RNA editing is common in terrestrial plants, especially in the mitochondria [5, 12, 27] and chloroplast [7, 28]. It plays a crucial role in the expression of functional proteins, like RNA editing in Nicotiana tomentosiformis ndhD-1 site which restore a translational initiation codon ATG from ACG on its DNA regulates the translation efficiency [29]. But, the lower level of RNA editing at some sites does not affect in accumulation of chloroplast NDH complex in Nicotiana tomentosiformis [30]. Otherwise, the disturbance of C250 editing in mitochondrial Nad dehydrogenase subunit 3 (nad3) gene results in the accumulation of large reactive oxygen species (ROS) concentrations, leading to a deterioration of Arabidopsis drought tolerance [31].

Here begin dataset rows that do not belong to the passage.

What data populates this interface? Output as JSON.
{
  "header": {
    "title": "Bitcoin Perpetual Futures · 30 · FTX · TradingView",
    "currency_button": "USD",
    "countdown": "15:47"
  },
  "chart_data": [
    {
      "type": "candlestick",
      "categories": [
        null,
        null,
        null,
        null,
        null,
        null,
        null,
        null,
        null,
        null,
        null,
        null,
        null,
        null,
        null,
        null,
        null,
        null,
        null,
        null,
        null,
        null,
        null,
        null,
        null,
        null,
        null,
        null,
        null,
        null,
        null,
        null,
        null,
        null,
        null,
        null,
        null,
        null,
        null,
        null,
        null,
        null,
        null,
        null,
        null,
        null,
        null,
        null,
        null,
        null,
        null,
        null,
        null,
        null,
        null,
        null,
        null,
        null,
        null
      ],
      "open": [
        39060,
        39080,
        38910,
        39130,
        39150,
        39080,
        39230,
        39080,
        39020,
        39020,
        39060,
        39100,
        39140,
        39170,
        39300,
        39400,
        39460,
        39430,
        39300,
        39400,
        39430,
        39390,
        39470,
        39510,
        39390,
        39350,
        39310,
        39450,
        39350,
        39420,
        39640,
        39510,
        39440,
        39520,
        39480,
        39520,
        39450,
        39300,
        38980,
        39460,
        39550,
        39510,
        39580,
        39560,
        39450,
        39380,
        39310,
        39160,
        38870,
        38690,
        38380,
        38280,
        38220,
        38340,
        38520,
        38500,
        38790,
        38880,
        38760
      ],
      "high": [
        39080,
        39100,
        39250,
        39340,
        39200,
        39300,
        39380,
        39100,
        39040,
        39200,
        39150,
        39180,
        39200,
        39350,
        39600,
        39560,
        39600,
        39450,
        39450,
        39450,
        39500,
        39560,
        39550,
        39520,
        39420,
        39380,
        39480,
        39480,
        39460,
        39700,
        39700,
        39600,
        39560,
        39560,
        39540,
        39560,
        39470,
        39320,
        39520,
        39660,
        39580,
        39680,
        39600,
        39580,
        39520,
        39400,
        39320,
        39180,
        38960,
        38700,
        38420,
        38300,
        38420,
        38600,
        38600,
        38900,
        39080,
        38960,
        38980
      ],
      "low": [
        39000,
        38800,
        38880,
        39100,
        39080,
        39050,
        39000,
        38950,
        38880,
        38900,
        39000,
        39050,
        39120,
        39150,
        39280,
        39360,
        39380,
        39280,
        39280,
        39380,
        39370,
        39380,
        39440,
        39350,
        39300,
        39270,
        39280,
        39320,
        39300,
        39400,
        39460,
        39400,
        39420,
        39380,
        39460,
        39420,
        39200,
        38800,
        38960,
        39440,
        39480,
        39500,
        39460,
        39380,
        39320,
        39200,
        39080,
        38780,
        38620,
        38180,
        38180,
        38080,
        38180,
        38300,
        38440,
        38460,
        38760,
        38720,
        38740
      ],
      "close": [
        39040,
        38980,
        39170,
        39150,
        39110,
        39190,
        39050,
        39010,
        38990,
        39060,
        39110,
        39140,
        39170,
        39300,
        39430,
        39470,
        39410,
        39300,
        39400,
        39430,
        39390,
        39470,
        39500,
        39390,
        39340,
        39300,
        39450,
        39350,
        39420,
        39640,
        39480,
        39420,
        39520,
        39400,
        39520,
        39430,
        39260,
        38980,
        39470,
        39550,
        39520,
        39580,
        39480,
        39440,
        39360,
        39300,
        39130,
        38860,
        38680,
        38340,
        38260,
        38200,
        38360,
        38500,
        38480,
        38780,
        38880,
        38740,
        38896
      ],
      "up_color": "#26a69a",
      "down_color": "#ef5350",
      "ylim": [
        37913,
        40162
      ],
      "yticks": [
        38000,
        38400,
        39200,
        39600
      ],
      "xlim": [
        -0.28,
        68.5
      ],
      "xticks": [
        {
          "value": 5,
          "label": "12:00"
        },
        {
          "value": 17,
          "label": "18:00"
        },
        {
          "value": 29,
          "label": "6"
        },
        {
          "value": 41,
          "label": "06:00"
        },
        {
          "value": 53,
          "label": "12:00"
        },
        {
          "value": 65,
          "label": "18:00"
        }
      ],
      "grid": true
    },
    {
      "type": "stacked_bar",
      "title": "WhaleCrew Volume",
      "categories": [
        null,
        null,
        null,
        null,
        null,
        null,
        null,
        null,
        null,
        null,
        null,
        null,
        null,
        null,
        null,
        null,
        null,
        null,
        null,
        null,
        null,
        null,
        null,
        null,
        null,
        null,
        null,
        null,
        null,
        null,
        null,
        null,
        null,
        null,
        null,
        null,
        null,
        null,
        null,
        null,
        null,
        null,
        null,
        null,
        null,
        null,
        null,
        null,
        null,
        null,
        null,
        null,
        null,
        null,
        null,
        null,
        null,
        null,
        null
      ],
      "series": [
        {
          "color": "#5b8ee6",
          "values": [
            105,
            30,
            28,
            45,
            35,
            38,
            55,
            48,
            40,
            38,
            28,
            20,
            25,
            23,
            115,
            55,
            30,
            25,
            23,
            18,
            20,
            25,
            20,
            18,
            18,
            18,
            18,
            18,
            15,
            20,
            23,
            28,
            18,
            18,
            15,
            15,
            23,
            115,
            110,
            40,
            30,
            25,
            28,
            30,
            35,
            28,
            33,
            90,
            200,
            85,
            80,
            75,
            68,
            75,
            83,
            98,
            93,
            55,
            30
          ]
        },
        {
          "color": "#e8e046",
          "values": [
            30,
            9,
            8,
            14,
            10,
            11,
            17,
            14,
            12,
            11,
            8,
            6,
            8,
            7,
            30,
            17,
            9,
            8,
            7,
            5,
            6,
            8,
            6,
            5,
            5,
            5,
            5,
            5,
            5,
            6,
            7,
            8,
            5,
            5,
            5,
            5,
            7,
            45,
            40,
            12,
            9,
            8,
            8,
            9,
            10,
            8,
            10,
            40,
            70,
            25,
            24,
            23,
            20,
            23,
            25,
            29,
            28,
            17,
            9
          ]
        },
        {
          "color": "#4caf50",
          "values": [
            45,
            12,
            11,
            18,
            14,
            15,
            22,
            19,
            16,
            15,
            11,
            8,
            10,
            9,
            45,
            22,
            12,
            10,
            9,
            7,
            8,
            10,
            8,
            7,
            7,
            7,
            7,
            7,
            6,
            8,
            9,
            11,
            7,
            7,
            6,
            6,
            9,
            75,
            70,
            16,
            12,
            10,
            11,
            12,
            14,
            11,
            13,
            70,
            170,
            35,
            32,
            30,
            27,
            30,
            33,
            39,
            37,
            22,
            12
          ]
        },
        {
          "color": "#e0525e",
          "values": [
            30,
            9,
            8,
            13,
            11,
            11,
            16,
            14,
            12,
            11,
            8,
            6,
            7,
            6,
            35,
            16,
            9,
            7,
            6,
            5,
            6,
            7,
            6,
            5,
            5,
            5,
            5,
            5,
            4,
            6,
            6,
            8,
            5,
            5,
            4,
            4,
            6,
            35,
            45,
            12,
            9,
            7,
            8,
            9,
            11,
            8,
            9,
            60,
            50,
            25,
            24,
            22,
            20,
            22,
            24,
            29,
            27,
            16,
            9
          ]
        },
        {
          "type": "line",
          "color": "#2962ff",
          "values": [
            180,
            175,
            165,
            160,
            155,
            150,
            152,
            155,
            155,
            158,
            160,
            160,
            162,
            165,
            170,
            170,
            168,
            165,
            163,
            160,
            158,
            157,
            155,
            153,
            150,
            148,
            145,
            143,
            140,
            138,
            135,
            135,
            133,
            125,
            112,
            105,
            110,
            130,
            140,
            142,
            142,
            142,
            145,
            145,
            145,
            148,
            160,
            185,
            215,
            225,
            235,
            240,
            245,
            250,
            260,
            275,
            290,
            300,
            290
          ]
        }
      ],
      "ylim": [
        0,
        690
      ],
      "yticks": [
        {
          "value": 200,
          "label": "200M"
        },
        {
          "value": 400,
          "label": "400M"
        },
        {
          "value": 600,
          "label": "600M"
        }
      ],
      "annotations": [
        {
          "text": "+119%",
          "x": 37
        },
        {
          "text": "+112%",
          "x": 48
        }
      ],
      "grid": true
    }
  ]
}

RNA editing in ndhB gene was reported since three decades [32]. RNA editing in ndhB gene was detected at 9 sites in Arabidopsis (Arabidopsis thaliana), 10 in rice, 13 in soybean [7, 25], and 8 in Crambe (Crambe abyssinica) [33]. In this study, seven editing sites of C. procera ndhB gene (C467, C586, C611, C737, C746, C830, and C1481) were deferentially edited across three daylight periods. These sites were validated by qRT-PCR. The identified edited sites in C. procera were concordant with previous research achieved by [25]. However, there were five other editing sites (C836, C1112, C1255, C1391, and C1414) reported by the same study [25], and they were not found in ndhB transcript in C. procera. Most of the non-editing sites were unchanged because they were T, not C, in the target gene. Furthermore, RNA editing rate of ndhB gene was highest at dawn, (87.5, 79.6, 78.5, 76, 68.6, 39.3, and 96.9%, respectively), less at midday (74.8, 54.1, 62.6, 47.4, 45.5, 47.4, and 93.4%, respectively), and lowest at pre-dusk (67, 52.6, 56.9, 40.1, 40.7, 33.2, and 90%, respectively). RNA editing can modify hydrophilic amino acids to hydrophobic amino acids and occur at locations necessary for 3D protein structure formation and protein folding [34]. The produced 3D structure of three times ndhB protein showed differential structure in dawn and midday due to differential in RNA editing. This indicate to the protein function and activity is affected by RNA editing as reported in previous studies [35, 36].

These results indicated that light period may affect the rate of RNA editing without induction of new editing sites. From current results, we do speculate that photosynthesis in this desert plant may reach its maximum during dawn daylight time. In fact, RNA editing may increase hydrophobicity of protein and its affinity to phospholipids in the chloroplast’s membrane [35, 36]. However, such hypothesis needs to be investigated and it will be the subject of our future studies.

Conclusion

In nhdB transcript in C. procera, comprehensive editing takes place at 7 sites; these editing sites were primarily conserved through plant species. The differential editing of this gene across light periods may be led to a somehow relations between the RNA editing and control of photosynthesis. The main limitation of the study was the lack of understanding of how the light may control the level of RNA editing in the chloroplast in C. procera, which will be the main focus of future research taking into consideration circadian changes can occur.